Another active company is the British ceramics manufacturer Dyson. In October 2015 it acquired Sakti3 technology, which was spun out of the University of Michigan, which specializes in solid-state battery technology. Earlier this year, Dyson announced plans to use the new batteries to launch its own electric car subsidiary. It also plans to use the technology to make its own wireless appliances more competitive.
The Renault-Nissan-Mitsubishi alliance has confirmed it will invest up to $1 billion in mobility startups over the next five years, Reuters reported. The alliance hopes that new technologies will help it find its own way in the rapidly changing field of mobility and open up the situation.
The venture capital fund will invest $200 million in the first year, the three companies said in a statement Tuesday. Called Alliance Ventures, the fund will invest in new advances in electrification, artificial intelligence and more. Competitors such as GM, BMW, and Toyota also have their own similar venture capital funds.

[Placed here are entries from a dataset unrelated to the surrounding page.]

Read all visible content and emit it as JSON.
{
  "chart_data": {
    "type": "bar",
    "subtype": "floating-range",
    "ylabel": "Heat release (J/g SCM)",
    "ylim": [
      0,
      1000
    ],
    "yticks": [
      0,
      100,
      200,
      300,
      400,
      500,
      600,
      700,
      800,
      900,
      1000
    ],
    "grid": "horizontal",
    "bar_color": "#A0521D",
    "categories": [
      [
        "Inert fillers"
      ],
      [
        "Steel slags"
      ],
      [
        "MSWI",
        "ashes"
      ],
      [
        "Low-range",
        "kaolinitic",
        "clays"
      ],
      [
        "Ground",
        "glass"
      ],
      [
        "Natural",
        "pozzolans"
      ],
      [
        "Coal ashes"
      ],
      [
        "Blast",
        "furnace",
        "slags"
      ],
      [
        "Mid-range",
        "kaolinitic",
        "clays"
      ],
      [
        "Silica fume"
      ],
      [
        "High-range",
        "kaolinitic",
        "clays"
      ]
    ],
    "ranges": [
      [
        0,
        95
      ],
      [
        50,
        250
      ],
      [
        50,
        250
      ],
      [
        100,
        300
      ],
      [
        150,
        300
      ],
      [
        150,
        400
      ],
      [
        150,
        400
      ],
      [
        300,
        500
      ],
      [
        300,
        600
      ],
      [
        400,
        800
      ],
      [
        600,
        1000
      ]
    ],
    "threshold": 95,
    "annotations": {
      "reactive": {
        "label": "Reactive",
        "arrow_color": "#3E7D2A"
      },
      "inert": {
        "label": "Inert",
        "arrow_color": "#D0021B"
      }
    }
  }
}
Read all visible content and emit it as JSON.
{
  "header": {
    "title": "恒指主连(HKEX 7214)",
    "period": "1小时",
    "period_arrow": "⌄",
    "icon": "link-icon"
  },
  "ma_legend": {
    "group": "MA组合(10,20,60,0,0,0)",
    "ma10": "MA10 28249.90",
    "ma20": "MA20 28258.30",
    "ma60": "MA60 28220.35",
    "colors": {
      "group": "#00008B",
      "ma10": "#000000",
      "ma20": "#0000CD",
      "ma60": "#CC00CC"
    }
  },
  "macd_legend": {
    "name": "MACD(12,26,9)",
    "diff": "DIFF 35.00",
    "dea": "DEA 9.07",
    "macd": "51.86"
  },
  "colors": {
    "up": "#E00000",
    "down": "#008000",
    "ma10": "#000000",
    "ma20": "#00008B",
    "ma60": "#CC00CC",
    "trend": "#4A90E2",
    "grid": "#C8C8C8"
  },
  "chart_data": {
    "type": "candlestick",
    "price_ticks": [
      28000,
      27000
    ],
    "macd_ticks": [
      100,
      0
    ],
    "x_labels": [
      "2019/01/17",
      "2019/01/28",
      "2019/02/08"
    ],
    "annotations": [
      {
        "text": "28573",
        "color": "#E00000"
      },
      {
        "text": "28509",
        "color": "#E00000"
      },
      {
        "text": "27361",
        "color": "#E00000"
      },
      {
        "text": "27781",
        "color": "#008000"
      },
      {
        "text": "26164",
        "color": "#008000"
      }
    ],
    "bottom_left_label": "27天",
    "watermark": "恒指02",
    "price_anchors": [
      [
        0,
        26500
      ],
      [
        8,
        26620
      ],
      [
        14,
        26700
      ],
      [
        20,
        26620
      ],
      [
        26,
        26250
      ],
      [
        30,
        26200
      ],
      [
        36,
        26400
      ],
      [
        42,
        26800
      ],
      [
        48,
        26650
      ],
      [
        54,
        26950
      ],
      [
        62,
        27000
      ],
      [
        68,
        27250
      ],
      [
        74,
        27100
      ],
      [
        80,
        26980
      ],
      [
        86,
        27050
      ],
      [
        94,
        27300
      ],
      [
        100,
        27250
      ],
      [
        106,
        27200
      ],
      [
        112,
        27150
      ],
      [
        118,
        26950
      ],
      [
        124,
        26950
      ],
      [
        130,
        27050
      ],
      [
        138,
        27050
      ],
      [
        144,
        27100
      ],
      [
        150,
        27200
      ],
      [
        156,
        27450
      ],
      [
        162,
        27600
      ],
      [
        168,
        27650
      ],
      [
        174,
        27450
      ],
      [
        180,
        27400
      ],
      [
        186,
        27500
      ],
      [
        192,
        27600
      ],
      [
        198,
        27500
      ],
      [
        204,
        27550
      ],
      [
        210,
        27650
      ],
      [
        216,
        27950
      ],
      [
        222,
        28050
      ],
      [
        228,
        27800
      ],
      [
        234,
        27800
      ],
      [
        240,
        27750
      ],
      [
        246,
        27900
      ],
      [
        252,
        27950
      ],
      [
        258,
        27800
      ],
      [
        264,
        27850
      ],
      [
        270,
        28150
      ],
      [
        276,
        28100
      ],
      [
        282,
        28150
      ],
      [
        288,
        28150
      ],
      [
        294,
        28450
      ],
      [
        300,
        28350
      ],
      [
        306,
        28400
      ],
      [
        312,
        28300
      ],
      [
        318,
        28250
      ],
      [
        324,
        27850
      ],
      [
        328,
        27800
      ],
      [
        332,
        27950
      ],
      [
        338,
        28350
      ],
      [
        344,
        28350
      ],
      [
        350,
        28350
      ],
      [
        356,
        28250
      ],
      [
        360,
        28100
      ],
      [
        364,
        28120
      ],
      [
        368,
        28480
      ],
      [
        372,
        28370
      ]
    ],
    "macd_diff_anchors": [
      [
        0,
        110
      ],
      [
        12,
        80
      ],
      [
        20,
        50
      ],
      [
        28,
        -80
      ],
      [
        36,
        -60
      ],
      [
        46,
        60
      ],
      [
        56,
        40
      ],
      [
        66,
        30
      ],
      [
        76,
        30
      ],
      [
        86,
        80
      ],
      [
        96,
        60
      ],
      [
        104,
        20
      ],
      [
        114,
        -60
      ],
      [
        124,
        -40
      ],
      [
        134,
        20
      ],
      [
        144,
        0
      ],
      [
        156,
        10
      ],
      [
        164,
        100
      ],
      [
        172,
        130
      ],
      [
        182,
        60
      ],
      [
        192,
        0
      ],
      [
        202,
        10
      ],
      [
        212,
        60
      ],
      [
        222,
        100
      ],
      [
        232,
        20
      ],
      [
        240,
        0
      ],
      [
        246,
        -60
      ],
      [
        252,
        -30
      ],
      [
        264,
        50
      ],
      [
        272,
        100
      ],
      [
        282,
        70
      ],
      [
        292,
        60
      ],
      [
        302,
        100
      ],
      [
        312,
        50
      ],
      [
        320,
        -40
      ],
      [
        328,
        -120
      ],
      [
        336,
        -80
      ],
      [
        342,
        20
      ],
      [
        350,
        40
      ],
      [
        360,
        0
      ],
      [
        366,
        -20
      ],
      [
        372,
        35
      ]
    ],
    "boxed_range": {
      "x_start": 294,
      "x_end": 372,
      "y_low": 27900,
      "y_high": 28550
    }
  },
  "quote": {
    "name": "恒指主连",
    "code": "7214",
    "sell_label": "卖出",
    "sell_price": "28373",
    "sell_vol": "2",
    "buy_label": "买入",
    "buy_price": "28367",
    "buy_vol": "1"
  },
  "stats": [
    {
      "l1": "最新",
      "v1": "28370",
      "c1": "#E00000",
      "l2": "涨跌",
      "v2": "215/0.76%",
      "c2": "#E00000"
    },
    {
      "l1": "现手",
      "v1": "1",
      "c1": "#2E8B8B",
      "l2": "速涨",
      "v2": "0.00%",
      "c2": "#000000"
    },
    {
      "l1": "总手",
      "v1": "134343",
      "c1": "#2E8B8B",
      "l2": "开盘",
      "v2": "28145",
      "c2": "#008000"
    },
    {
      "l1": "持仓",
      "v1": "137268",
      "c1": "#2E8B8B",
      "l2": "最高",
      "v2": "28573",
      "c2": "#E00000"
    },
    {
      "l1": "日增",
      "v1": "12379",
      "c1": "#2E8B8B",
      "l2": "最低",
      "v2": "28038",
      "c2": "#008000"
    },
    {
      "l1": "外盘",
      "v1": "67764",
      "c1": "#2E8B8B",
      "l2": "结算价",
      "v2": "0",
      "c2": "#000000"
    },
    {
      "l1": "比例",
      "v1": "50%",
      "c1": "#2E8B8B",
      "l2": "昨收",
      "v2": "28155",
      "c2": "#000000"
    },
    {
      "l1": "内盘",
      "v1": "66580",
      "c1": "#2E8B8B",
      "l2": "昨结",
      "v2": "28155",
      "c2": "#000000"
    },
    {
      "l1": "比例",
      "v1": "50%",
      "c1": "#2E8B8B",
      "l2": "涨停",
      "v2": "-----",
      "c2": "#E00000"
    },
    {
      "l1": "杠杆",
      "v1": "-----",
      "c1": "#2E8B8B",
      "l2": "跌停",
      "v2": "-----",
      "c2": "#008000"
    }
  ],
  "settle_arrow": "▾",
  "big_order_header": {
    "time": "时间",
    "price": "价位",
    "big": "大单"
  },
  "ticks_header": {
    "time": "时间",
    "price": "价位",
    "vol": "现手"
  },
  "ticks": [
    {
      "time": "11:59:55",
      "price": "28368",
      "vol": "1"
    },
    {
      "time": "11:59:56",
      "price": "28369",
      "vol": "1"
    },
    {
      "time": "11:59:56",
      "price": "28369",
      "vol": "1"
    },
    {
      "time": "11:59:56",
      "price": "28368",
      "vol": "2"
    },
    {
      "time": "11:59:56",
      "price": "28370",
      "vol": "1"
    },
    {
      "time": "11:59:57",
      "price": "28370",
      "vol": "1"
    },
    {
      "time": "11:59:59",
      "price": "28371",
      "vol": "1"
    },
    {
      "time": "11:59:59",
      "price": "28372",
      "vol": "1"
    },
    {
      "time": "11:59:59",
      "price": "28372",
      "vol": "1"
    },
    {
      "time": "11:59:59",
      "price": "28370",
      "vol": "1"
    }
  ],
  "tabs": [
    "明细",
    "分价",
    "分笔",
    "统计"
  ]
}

In September last year, the three companies announced plans to launch 12 electric vehicles by 2022, with new models that will last longer and use lower-cost batteries. Alliance Ventures is on track to become the largest corporate venture capital fund in the auto industry by 2022, the three firms said. It is reported that IonicMaterials is the first company that the fund will invest in. The company mainly develops cobalt-free solid-state battery materials that can be used in electric vehicles.
This time, Renault and Nissan will invest 40% of the capital in Alliance Ventures, and Mitsubishi will inject 20% of the capital. The funds will have branches in Silicon Valley, Paris, Beijing, and Yokohama. It is reported that before the venture capital fund was established, the three companies had spent more than 8.5 billion euros on annual research and development investment.Related lithium battery recommendations:Lithium ion Battery Pack Manufacturer
The traditional automobile industry is developed in a privately owned model, and various bicycle and car sharing platforms that provide pay-as-you-go services like Uber are threatening the survival of the traditional industry. This threat is intensifying in a world of electric and autonomous vehicles.
Solid-state battery technology has long been explored by researchers, and even industry leaders such as Duettner˙Garrett admit they are not ready right now. Battery manufacturers have already demonstrated the technology in the lab, and now they must ensure that solid-state batteries can be produced in high volumes and that they can be used in the specific charging environment in which electric vehicles operate every day. That's why it may take about five years for this new technology to become widely available.
But if battery makers can overcome existing hurdles in solid-state battery technology, and the technology lives up to expectations, it could make wireless devices large and small more capable of everyday life.